What Are B Corporation Companies Which Combine Profit And Social Impact?
B Corporation, Ten years ago, a trio of American entrepreneurs noticed that the valuation of their business, the value of a company to investors, did not take into account the social and environmental conscience of the founders. On paper, they were worth as much as any competitor.
They went ahead with the sale—the sporting goods chain earned them $250 million—but the seed was planted. Jay Coen Gilbert, Bart Houlahan and Andrew Kassoy began to dedicate themselves to creating an identification seal for companies that had a positive impact, something that allowed them to be recognized and valued not only for making a profit but for meeting social, environmental and social goals. Of transparency.
With the objective of creating a concrete movement, they founded the B Lab and developed their own methodology that includes the Global Impact Investing Rating System (GIIRS) index and an evaluation process composed of 160 indicators.
“Standards matter because a good company is different from good marketing,” Gilbert summarized in a 2010 TED Talk. “And they matter to a lot of different people. Consumers use certifications when looking for brands and investors need ratings to evaluate them.”
More than 1900 companies from 130 industries in 50 countries have already been accepted by the organization, including Natura, Ben & Jerry’s, Etsy and even investment funds, such as billionaires Capricorn Investment Group and Generation Investment Management, owned by former US vice president Al Gore. . Other giants are in different stages of certification: Unilever’s promise is to adapt over ten years, while Danone is in the process of adopting 11 Brazilian subsidiaries.
Rose Marcario, CEO of Patagonia brand, a B Corporation, says it’s one of the most important moves of the moment. “It’s built on the simple fact that business impacts and serves more people than just shareholders – and they have the same responsibility to the community and the planet.”
How it works, A potential B corporation needs to be willing to change practices and business models based on the metrics, which may require an investment of resources and time. Large companies, for example, take an average of 6 to 12 months to gain certification. (Natura took nine.)

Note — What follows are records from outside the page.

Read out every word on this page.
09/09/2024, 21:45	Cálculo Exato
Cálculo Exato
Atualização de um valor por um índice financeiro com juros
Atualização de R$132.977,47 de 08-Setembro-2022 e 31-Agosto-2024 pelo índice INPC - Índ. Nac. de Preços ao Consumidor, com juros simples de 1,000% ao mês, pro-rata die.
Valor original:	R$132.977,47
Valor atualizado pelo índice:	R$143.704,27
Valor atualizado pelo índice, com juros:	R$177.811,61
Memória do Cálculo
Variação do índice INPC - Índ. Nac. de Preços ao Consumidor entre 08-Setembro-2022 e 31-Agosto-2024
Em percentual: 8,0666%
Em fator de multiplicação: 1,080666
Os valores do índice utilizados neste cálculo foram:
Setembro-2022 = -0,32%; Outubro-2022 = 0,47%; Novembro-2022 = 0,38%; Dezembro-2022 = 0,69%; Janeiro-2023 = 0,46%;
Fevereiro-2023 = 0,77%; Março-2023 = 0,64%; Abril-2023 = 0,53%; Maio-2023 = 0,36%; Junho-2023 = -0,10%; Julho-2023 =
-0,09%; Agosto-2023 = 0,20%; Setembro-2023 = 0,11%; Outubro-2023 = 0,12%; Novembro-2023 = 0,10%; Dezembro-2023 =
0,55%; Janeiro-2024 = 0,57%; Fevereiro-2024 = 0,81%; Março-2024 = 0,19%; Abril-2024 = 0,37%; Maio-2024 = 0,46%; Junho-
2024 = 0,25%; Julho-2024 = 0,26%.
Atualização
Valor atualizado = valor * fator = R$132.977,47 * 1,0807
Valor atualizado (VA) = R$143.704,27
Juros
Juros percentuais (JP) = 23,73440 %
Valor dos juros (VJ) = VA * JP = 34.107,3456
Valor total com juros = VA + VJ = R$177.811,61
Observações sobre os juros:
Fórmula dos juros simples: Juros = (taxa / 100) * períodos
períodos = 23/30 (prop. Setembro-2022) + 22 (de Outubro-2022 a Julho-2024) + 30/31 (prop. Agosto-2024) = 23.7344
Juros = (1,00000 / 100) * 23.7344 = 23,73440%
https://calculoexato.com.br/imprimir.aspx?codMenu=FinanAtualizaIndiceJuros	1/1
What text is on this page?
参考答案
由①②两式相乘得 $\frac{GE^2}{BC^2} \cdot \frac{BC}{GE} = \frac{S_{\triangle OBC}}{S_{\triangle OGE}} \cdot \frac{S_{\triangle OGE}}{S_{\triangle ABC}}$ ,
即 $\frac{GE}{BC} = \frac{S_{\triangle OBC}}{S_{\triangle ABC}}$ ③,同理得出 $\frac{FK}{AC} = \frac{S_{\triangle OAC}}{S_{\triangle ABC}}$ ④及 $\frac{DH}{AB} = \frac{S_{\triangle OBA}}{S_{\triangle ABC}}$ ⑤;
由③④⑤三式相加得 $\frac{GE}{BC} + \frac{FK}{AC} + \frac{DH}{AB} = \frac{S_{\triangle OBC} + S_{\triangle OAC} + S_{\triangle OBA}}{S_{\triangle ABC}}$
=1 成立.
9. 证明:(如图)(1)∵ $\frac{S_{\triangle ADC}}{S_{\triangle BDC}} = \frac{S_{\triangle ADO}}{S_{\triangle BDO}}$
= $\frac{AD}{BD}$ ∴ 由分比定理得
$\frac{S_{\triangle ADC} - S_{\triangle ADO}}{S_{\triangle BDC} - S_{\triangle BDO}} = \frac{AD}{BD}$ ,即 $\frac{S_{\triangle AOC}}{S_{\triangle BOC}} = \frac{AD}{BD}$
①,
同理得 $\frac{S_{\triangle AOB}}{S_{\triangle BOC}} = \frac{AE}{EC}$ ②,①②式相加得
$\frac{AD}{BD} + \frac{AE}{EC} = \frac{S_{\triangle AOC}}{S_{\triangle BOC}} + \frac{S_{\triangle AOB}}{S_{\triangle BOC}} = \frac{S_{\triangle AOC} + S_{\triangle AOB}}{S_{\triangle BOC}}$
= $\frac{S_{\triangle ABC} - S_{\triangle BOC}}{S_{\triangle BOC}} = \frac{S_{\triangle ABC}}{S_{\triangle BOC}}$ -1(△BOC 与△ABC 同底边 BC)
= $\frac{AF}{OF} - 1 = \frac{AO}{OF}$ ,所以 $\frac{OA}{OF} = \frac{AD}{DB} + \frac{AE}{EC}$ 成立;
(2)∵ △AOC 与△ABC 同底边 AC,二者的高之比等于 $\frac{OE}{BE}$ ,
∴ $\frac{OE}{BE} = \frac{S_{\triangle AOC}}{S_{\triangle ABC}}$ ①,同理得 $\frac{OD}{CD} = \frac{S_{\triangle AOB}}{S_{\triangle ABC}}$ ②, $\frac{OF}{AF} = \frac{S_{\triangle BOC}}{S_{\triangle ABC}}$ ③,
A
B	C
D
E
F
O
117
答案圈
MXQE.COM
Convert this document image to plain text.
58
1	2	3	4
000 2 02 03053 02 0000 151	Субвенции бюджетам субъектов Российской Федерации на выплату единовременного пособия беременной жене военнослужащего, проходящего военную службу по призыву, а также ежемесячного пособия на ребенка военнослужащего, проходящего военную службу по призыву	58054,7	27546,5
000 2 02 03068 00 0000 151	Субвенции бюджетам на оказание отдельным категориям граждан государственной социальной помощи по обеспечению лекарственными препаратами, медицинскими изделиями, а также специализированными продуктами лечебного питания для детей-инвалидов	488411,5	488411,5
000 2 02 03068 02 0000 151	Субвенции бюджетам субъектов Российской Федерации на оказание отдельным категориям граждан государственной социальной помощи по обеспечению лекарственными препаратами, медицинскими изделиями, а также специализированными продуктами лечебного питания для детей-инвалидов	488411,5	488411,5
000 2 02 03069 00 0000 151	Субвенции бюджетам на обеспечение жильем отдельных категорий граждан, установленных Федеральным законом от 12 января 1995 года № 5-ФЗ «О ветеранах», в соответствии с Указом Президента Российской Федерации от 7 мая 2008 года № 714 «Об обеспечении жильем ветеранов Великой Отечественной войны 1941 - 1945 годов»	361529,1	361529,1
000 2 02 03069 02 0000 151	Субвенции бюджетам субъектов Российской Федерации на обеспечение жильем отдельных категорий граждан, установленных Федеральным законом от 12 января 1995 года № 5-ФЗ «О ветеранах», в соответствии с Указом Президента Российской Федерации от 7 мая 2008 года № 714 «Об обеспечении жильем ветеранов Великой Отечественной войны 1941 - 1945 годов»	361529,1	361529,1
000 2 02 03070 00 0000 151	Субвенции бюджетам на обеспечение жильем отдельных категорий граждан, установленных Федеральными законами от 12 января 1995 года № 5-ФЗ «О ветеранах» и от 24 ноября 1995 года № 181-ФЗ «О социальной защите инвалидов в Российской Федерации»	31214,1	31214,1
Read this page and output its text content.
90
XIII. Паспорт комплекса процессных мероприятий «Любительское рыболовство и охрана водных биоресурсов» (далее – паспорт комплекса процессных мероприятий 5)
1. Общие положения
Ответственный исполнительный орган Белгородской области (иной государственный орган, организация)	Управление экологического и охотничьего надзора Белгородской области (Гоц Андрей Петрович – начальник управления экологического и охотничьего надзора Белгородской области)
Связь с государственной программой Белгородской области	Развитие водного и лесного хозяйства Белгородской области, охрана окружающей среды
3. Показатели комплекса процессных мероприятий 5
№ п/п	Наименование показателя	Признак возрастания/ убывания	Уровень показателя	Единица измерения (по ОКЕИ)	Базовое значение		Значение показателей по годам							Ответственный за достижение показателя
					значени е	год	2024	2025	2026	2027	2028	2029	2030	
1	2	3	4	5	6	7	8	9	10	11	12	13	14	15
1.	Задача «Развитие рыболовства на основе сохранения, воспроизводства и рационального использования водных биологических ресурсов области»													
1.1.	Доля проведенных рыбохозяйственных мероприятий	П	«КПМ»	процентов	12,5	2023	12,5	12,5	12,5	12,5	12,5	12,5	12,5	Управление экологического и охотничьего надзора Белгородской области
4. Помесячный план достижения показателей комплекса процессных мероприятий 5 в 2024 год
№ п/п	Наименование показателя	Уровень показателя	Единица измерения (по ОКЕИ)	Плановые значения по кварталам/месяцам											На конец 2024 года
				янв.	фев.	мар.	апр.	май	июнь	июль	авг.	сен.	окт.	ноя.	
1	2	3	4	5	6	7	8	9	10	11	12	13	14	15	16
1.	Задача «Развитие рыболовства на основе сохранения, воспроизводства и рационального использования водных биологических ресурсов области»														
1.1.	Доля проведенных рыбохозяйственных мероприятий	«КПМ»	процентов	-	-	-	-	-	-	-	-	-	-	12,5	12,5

What matters, however, is the commitment and not the size of the participants. “There are companies with zero employees and another with 45 thousand”, says Ana Sarkovas, from Sistema B, representative of the movement in Latin America. “Certification is not an end in itself, but a means of measuring impact.”
In Brazil, the seal arrived in 2014, two years after the creation of Sistema B in the region, and has 63 certified companies, including Avante, Geekie, Vox Capital and Rede Asta.
The path starts with a free assessment called the B Impact Assessment, which includes questions in five areas: governance, environment, workers, community and business model.
The resulting score, which ranges from zero to 200 points, is the first part of the selection process. Companies that achieve more than 80 points advance to the next stages, which include conference calls and submission of supporting documents.
The certification process itself, which may include on-site audits, is conducted by the American standards team. To ensure the commitment’s durability, every B company must integrate “B clauses” into its bylaws, making such concerns part of the corporate mission, and recertify every two years.
If the company has been in operation for less than a year, it is possible to be “born” B even without reaching the minimum score and go through the complete process afterwards. “It’s something startups are looking for a lot,” says Ana. Therefore, it is necessary to include the same mandatory clauses in the articles of association that require the consideration of effects and interests related not only to the company and its shareholders but also to employee, suppliers, consumers, the community and the environment.
Future Once officially invited, the company becomes part of a global community. Groups are united by purpose rather than segmented by industry, which generates new opportunities for business and sharing, and it is possible to connect with other companies through discussion platforms and face-to-face events.
“And obviously there is recognition from the consumer”, says Ana. As the number of people concerned with conscious consumption grows, especially young people, a type B seal can make all the difference in decision-making – both on the shelves and when signing a work contract.
“Soon, all externalities will have to be incorporated into a company’s values and valuations and showing that it generates a positive impact will be a very big gain”, she concludes.